Ekspektasi semacam itu tidak harus berarti keputusan bodoh. Dalam banyak kejadian, justru keputusan demikian yang tepat. Hanya saja, sekali lagi, dengan keputusannya itu jelas kepengangguran demikian terjadi secara “sukarela”, meskipun pada akhirnya harapannya mungkin gagal terwujud. Sebagaimana dikatakan Mises:
Pengangguran merupakan sebuah fenomena dalam perekonomian yang tengah berubah. Kenyataan bahwa pekerja yang dipecat atas pertimbangan adanya perubahan dalam pengaturan proses produksi tidak dapat secara seketika memanfaatkan setiap peluang guna memperoleh pekerjaan baru melainkan harus menunggu peluang lain yang lebih baik ... tidaklah merupakan reaksi otomatis terhadap perubahan–perubahan yang telah terjadi, terlepas dari kehendak dan pilihan pencari kerja yang bersangkutan, melainkan merupakan akibat dari tindakan-tindakan yang disengaja. Jadi sifatnya spekulatif, bukan frictional. (Mises [1949] 1966: 600)

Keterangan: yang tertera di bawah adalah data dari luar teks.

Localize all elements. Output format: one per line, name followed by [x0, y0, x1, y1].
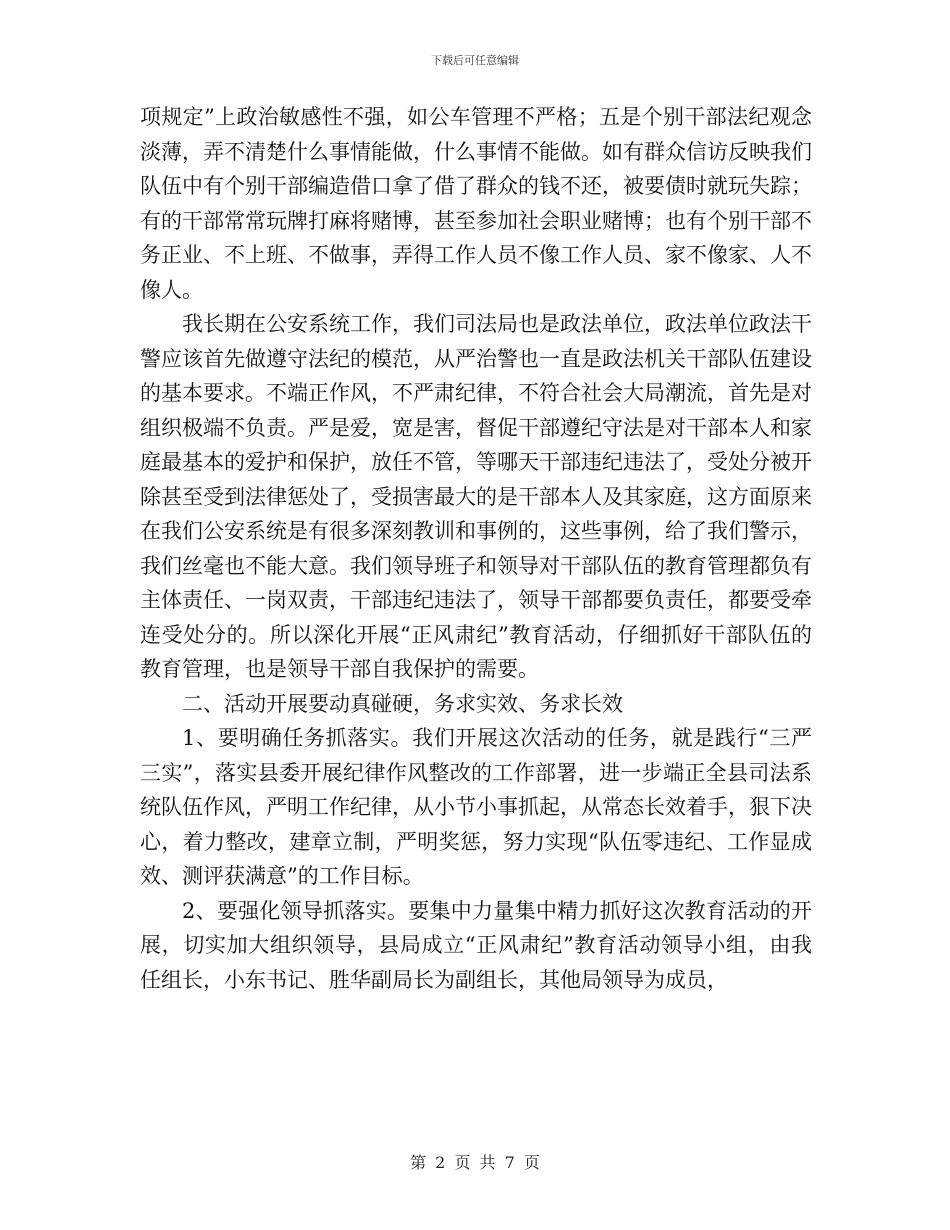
paragraph-2: 我长期在公安系统工作，我们司法局也是政法单位，政法单位政法干警应该首先做遵守法纪的模范，从严治警也一直是政法机关干部队伍建设的基本要求。不端正作风，不严肃纪律，不符合社会大局潮流，首先是对组织极端不负责。严是爱，宽是害，督促干部遵纪守法是对干部本人和家庭最基本的爱护和保护，放任不管，等哪天干部违纪违法了，受处分被开除甚至受到法律惩处了，受损害最大的是干部本人及其家庭，这方面原来在我们公安系统是有很多深刻教训和事例的，这些事例，给了我们警示，我们丝毫也不能大意。我们领导班子和领导对干部队伍的教育管理都负有主体责任、一岗双责，干部违纪违法了，领导干部都要负责任，都要受牵连受处分的。所以深化开展“正风肃纪”教育活动，仔细抓好干部队伍的教育管理，也是领导干部自我保护的需要。 — [140, 312, 812, 681]
page-number: 第 2 页 共 7 页 — [410, 1153, 540, 1172]
page-header: 下载后可任意编辑 — [431, 54, 519, 67]
document-body — [140, 100, 812, 997]
section-heading: 二、活动开展要动真碰硬，务求实效、务求长效 — [182, 691, 623, 716]
paragraph-3: 1、要明确任务抓落实。我们开展这次活动的任务，就是践行“三严三实”，落实县委开展纪律作风整改的工作部署，进一步端正全县司法系统队伍作风，严明工作纪律，从小节小事抓起，从常态长效着手，狠下决心，着力整改，建章立制，严明奖惩，努力实现“队伍零违纪、工作显成效、测评获满意”的工作目标。 — [140, 726, 812, 888]
paragraph-4: 2、要强化领导抓落实。要集中力量集中精力抓好这次教育活动的开展，切实加大组织领导，县局成立“正风肃纪”教育活动领导小组，由我任组长，小东书记、胜华副局长为副组长，其他局领导为成员， — [140, 898, 812, 992]
paragraph-1: 项规定”上政治敏感性不强，如公车管理不严格；五是个别干部法纪观念淡薄，弄不清楚什么事情能做，什么事情不能做。如有群众信访反映我们队伍中有个别干部编造借口拿了借了群众的钱不还，被要债时就玩失踪；有的干部常常玩牌打麻将赌博，甚至参加社会职业赌博；也有个别干部不务正业、不上班、不做事，弄得工作人员不像工作人员、家不像家、人不像人。 — [140, 105, 812, 302]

Tentu ini tidak berarti bahwa semua pengangguran terjadi secara “sukarela”, kecuali yang terjadi dalam pasar yang bebas
tak terkendala. Ketika pasar dipaksa tunduk pada campur tangan eksternal, khususnya jika institusi eksternal tersebut, baik yang berupa perserikatan ataupun pemerintah, memaksakan tingkat upah di atas tingkat market-clearing, maka timbullah pengangguran secara "nonsukarela". Dan pengangguran tersebut akan terus bertahan selama tingkat upah berada di atas tingkat produktivitas marjinal tenaga kerja dalam profesi yang bersangkutan. Satu cara alternatif di mana pemerintah dapat memaksakan pengangguran adalah dengan menyubsidi pengangguran. Caranya adalah dengan membayar pekerja sepadan dengan kondisi kepenganggurannya. Wujudnya dapat berupa pembayaran langsung pemerintah kepada para pengganggur (seringkali berupa pengecualian pajak, dan dengan demikian perhitungan setelah-pajaknya menjadi lebih tinggi) atau sebagai subsidi kesejahteraan (welfare payments). Dalam masing-masing kasus tersebut, imbal psikis netto (net psychic return) status pekerja terhadap status penganggur akan berkurang secara tajam melalui subsidi seperti itu. Demikian pula, insentif untuk menerima upah kerja yang ditawarkan pasar juga akan menurun secara sebanding. Mises dengan cermat menyebut pengangguran jenis ini sebagai pengangguran “institusional”.
Jadi, pengangguran nonsukarela hanya dimungkinkan secara logis bilamana perekonomian pasar bebas berubah secara fundamental dan terdapat seseorang atau suatu institusi yang berhasil mengontrol sumber-sumber daya yang tidak dihasilkan oleh orang atau institusi tersebut, atau yang bukan diperoleh melalui pertukaran sukarela antarswasembadawan.
Dengan memaksakan upah minimum hingga melampaui produktivitas marjinal tenaga kerja, institusi ekstra-pasar seperti itu dapat secara efektif melarang/mencegah terjadinya pertukaran antara penyedia jasa tenaga kerja dan pemodal (kapitalis) pertukaran yang sebetulnya lebih disukai kedua pihak tersebut seandainya mereka tidak terkendala terhadap hak milik terhadap hasil kebun masing-masing.